With contracts, upgrades, high-speed data for tablets and international roaming woes solved, Legere put a spotlight on the next major "pain point" in need of addressing.

"I predict that family plans will quickly become a pain point," he said. "They were not created for the benefit of the family but as a way of [benefitting the carriers]."

Legere added that families are " fighting at the dinner table" over single buckets of limited, shared data, and that the "carriers that thrive on these family plans will have to do a massive massaging" of their current offers if they're going to keep their customers.

If they don't, they may risk losing more customers to Uncarrier 4.0, was the suggestion. Executives on the call shared that T-Mobile's "no apologies network position" means its 1 million-plus new customers came from "below and above."

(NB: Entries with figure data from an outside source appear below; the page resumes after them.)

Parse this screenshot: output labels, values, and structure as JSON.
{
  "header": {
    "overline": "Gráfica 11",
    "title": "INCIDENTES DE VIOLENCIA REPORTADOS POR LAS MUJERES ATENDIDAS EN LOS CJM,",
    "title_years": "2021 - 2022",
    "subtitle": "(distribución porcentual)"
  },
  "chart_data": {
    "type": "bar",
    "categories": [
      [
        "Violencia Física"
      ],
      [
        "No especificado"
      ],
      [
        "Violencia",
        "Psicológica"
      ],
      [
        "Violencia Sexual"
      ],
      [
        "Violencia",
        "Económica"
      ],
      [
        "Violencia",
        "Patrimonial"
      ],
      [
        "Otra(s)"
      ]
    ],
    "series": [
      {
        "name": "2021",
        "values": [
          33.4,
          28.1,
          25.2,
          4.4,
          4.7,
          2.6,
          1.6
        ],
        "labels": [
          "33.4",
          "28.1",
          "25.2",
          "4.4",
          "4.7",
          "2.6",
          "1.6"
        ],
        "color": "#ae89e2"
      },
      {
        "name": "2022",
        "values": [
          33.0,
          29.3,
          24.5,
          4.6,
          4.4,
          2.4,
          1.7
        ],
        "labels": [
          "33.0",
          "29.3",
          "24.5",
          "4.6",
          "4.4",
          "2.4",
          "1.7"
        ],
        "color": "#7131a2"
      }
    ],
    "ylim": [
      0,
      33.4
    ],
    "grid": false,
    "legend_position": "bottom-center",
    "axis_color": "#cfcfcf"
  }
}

CFO Braxton Carter clarified, "Mostly from AT&T and Sprint."

Sprint, which underwent a number of changes during its third quarter, sold 5 million smartphones during the quarter, lost 360,000 postpaid subscribers and had an operating loss of $398 million.

AT&T added nearly 1 million subscribers during its third quarter, though only 178,000 were postpaid smartphone customers. It lost 285,000 subscribers, who it described as mostly feature-phone users, and brought in $6.2 billion in profit on revenue of $32.2 billion.

Verizon posted income of $7.1 billion on revenue of $30.3 billion. Its wireless revenue was $20.4 billion, and it activated more than 7.6 million smartphones during the third quarter. During its earnings call, CFO Fran Shammo suggested that even the market leader wasn't impervious to being impacted by T-Mobile.

"I can't tell you we don't lose customers to our competitors," he said, adding that Verizon Wireless is seeing some "older 3G phone customers ... shift over to the lower-end pricing plans of competitors."

In the fourth quarter, said Shammo, Verizon plans to "get more competitive" about keeping them.